The video game industry as a whole has been struggling. THQ (Nasdaq: THQI), another video game publisher, lost more last quarter than it had in the year-ago quarter. Activision's biggest competitor, Electronic Arts (Nasdaq: ERTS), saw its losses expand and left its full-year guidance untouched, while analysts were hoping to see a positive increase in guidance. Sony (NYSE: SNE), meanwhile, has had to slash prices of its PlayStation 3 to bump up sales, yet it still saw an 8% revenue decrease last quarter. Similarly, Microsoft (Nasdaq: MSFT) shipped fewer Xboxes this year (2.3 million) than it did last year at the same time (2.8 million).

The bottom line is that during a long-lasting recession in which unemployment is staggeringly high and video games represent a luxury, people just aren't buying at the pace they used to.

Stay positive, my friend
Still, there are plenty of reasons to love Activision Blizzard at today's price of around $12 per share. First of all, it's true that the decrease in subs is worrying, but Blizzard has other games that should be able to help turn the tide, such as Diablo 3 and an expansion for Starcraft 2. And I haven't even mentioned the enormous potential that Activision has because of its partnership with Bungie, which is sure to catapult the company forward because of its extreme talent and development expertise.
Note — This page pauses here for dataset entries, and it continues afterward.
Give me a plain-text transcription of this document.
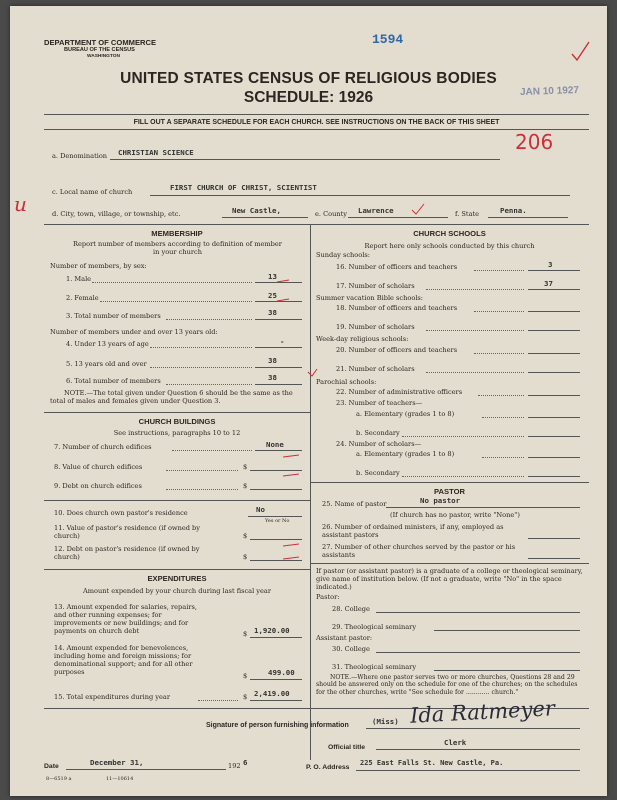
DEPARTMENT OF COMMERCE
BUREAU OF THE CENSUS
WASHINGTON
1594
JAN 10 1927
UNITED STATES CENSUS OF RELIGIOUS BODIES
SCHEDULE: 1926
FILL OUT A SEPARATE SCHEDULE FOR EACH CHURCH. SEE INSTRUCTIONS ON THE BACK OF THIS SHEET
206
u
a. Denomination CHRISTIAN SCIENCE
c. Local name of church	FIRST CHURCH OF CHRIST, SCIENTIST
d. City, town, village, or township, etc.	New Castle,	e. County Lawrence	f. State	Penna.
MEMBERSHIP
Report number of members according to definition of member in your church
Number of members, by sex:
1. Male	13
2. Female	25
3. Total number of members	38
Number of members under and over 13 years old:
4. Under 13 years of age	-
5. 13 years old and over	38
6. Total number of members	38
NOTE.—The total given under Question 6 should be the same as the total of males and females given under Question 3.
CHURCH BUILDINGS
See instructions, paragraphs 10 to 12
7. Number of church edifices	None
8. Value of church edifices	$
9. Debt on church edifices	$
10. Does church own pastor's residence	No
Yes or No
11. Value of pastor's residence (if owned by church)	$
12. Debt on pastor's residence (if owned by church)	$
EXPENDITURES
Amount expended by your church during last fiscal year
13. Amount expended for salaries, repairs, and other running expenses; for improvements or new buildings; and for payments on church debt	$ 1,920.00
14. Amount expended for benevolences, including home and foreign missions; for denominational support; and for all other purposes	$	499.00
15. Total expenditures during year	$ 2,419.00
CHURCH SCHOOLS
Report here only schools conducted by this church
Sunday schools:
16. Number of officers and teachers	3
17. Number of scholars	37
Summer vacation Bible schools:
18. Number of officers and teachers
19. Number of scholars
Week-day religious schools:
20. Number of officers and teachers
21. Number of scholars
Parochial schools:
22. Number of administrative officers
23. Number of teachers—
a. Elementary (grades 1 to 8)
b. Secondary
24. Number of scholars—
a. Elementary (grades 1 to 8)
b. Secondary
PASTOR
25. Name of pastor	No pastor
(If church has no pastor, write "None")
26. Number of ordained ministers, if any, employed as assistant pastors
27. Number of other churches served by the pastor or his assistants
If pastor (or assistant pastor) is a graduate of a college or theological seminary, give name of institution below. (If not a graduate, write "No" in the space indicated.)
Pastor:
28. College
29. Theological seminary
Assistant pastor:
30. College
31. Theological seminary
NOTE.—Where one pastor serves two or more churches, Questions 28 and 29 should be answered only on the schedule for one of the churches; on the schedules for the other churches, write "See schedule for ............ church."
Signature of person furnishing information	(Miss) Ida Ratmeyer
Official title
Clerk
Date	December 31,	192 6
P. O. Address
225 East Falls St. New Castle, Pa.
8—6519 a	11—10614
And the company apparently appears to believe in its future success, as it's expecting to earn $0.55 per share while analysts anticipated $0.53 per share. It also upped its full-year guidance, no doubt in part to the monstrous success of Call of Duty sales.
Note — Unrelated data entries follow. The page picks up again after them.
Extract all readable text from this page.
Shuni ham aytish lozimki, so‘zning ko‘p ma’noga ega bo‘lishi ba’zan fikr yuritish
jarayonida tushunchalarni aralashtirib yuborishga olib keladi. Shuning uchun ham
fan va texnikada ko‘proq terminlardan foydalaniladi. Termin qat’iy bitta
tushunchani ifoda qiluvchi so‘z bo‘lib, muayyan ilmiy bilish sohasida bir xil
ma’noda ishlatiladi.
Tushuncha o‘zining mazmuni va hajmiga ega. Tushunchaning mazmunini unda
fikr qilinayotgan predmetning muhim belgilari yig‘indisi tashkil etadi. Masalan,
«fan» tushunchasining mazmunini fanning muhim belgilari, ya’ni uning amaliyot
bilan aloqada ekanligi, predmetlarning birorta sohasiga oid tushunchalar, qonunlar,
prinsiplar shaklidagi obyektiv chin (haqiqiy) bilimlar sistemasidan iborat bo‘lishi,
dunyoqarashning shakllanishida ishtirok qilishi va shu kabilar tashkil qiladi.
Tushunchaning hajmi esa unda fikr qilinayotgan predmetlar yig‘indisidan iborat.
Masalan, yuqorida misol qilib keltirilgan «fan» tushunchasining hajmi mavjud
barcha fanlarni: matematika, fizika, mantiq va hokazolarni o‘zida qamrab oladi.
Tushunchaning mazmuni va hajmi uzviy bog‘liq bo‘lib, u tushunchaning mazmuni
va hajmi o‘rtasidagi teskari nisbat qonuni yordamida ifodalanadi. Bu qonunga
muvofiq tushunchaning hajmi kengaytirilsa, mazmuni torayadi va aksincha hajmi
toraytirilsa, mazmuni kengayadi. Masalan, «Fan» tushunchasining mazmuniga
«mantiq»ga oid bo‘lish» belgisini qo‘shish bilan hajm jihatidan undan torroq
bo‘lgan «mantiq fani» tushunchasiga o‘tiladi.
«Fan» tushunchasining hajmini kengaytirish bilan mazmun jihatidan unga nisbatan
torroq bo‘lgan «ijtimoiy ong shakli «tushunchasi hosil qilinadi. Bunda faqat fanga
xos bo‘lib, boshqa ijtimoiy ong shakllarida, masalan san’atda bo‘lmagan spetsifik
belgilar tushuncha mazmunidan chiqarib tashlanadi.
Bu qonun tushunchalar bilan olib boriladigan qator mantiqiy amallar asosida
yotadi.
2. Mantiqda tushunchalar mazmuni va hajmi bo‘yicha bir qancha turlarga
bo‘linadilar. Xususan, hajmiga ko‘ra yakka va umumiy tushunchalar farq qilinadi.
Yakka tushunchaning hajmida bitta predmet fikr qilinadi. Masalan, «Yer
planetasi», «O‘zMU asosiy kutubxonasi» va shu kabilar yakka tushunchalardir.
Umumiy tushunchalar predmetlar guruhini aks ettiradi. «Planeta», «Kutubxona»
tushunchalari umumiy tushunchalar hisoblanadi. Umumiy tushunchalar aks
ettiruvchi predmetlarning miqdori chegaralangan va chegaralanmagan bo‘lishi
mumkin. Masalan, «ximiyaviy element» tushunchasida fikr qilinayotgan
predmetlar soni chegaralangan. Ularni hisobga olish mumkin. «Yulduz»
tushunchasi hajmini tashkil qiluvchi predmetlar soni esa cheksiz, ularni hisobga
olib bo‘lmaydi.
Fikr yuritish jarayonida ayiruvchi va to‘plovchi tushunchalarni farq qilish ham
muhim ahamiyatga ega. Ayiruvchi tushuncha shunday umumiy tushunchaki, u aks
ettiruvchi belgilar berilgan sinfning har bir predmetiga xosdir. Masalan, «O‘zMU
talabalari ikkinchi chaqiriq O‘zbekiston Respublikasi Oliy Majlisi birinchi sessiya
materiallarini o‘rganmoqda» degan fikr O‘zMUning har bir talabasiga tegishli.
Its current P/E ratio of around 19 is far below the average ratio for the past five years or so, and the company's war chest of a balance sheet doesn't hurt too much, either. It has more than $2 billion in cash and absolutely no debt, so it can sustain economic lulls better than any competitor and also has the ability to retain top talent. In the meantime, benefit from its 1.5% dividend yield and get ready to see the stock soar after it reports fourth-quarter earnings during the holiday season.

For all these reasons, I'm suggesting that Activision is a strong buy, and I'll be heading over to my Motley Fool CAPS page to reflect my strong conviction.